Figure 8 shows the surface morphology of alite powder with a particle size of 90–125 μm after 60 s of dissolution in COS solutions of different concentrations. The influence of COS on the dissolution of alite powder can be explained from two aspects. Firstly, as the COS concentration increases, varying degrees of COS attachment appear on the particle surfaces. At a concentration of 0.02 g/L, COS attachment is barely observable. As the COS concentration reaches 0.1 g/L, a thin layer of COS becomes noticeable on the alite particle surface. With a further increase in COS concentration to 0.5 g/L, most particle surfaces are covered by COS, and the thickness of the COS layer is significantly greater than the 0.1 g/L condition. Therefore, as the COS concentration increases, the available surface for alite dissolution decreases, leading to a reduction in alite powder dissolution and calcium ion concentration in the solution. Secondly, in all three COS-modified systems, substantial etch pits are observed, exhibiting a step-retreat dissolution pattern independent of COS concentration. In comparison with dissolution in ultrapure water (as shown in
Figure 5b), the extent of surface etching on the alite particles is significantly greater, which is likely due to the acidic nature of the COS solution. The effects of these two factors are directly related to the COS concentration: At low concentrations, the acidic properties of COS dominate, resulting in a promoting effect on dissolution. Conversely, at high concentrations, the surface coverage effect of COS dominates, leading to an inhibitory effect on dissolution. Moreover, higher concentrations could result in a greater complexation effect on cations (mainly calcium ions) in the pore solution, which further disturbs the dissolution of the alite powder.
Figure 9a presents the calcium ion concentration in the alite (90–125 μm) suspension with varying PU concentrations after 10 ± 1 s of dissolution. The results indicate that, compared with dissolution in ultrapure water, the addition of PU consistently reduces the calcium ion concentration in the solution. Calculations of the average dissolution rate of the alite powder reveal an exponential decrease with increasing PU concentration. Moreover, it is evident that at 40 °C, PU solutions of the same concentration exhibit a larger decrease in their calcium ion concentration, indicating a greater inhibitory effect of PU on the dissolution of alite powder at high temperature. From the surface morphology point of view, it is evident that, with PU addition, the surface area of etch pits on the alite surface is significantly decreased compared with that in ultrapure water conditions. At a concentration of 0.5 g/L, most of the alite surface remains smooth after 60 s of dissolution.

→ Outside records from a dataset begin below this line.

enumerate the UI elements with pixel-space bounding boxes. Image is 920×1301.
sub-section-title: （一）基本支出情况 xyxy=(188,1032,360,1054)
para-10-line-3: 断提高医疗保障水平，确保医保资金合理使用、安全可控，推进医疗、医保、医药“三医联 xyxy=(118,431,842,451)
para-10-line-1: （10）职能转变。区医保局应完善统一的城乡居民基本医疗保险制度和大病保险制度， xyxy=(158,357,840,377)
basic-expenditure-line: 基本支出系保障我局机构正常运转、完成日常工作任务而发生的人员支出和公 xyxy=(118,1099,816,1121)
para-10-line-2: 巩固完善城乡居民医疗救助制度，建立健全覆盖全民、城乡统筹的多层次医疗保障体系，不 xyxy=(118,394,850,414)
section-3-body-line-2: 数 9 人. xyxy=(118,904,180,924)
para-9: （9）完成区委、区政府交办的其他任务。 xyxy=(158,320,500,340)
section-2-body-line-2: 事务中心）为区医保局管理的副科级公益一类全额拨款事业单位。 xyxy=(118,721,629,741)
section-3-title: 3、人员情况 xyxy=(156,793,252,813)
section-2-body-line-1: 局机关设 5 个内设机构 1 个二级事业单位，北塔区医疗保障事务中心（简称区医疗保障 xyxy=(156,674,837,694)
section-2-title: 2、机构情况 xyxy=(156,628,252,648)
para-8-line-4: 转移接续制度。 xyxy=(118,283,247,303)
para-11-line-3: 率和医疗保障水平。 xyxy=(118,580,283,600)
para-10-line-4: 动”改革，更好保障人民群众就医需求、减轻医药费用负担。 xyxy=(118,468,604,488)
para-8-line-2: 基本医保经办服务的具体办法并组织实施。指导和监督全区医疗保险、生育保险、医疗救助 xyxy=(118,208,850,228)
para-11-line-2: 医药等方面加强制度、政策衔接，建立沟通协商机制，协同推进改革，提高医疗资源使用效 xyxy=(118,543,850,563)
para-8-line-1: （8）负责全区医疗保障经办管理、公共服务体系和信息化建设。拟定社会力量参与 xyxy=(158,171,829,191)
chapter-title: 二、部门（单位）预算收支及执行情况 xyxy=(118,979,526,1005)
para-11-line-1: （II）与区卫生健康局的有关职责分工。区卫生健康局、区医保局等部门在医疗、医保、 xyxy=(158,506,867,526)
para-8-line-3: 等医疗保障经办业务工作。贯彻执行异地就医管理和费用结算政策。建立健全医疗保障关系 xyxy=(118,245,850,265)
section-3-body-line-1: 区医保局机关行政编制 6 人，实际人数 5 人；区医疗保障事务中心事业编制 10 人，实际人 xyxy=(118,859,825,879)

Different from COS, PU shows stronger surface electrostatic adsorption, which could block the active site of the alite and inhibit alite particle dissolution. This inhibitory effect increases with higher PU concentrations. Additionally, the reduction in calcium ion concentration may also be attributed to the complexation effect of unabsorbed PU in the solution. The enhanced inhibition of alite dissolution at higher temperature can likely be attributed to the increased adsorption of PU on the alite surface and the stronger ion complexation occurring within the pore solution.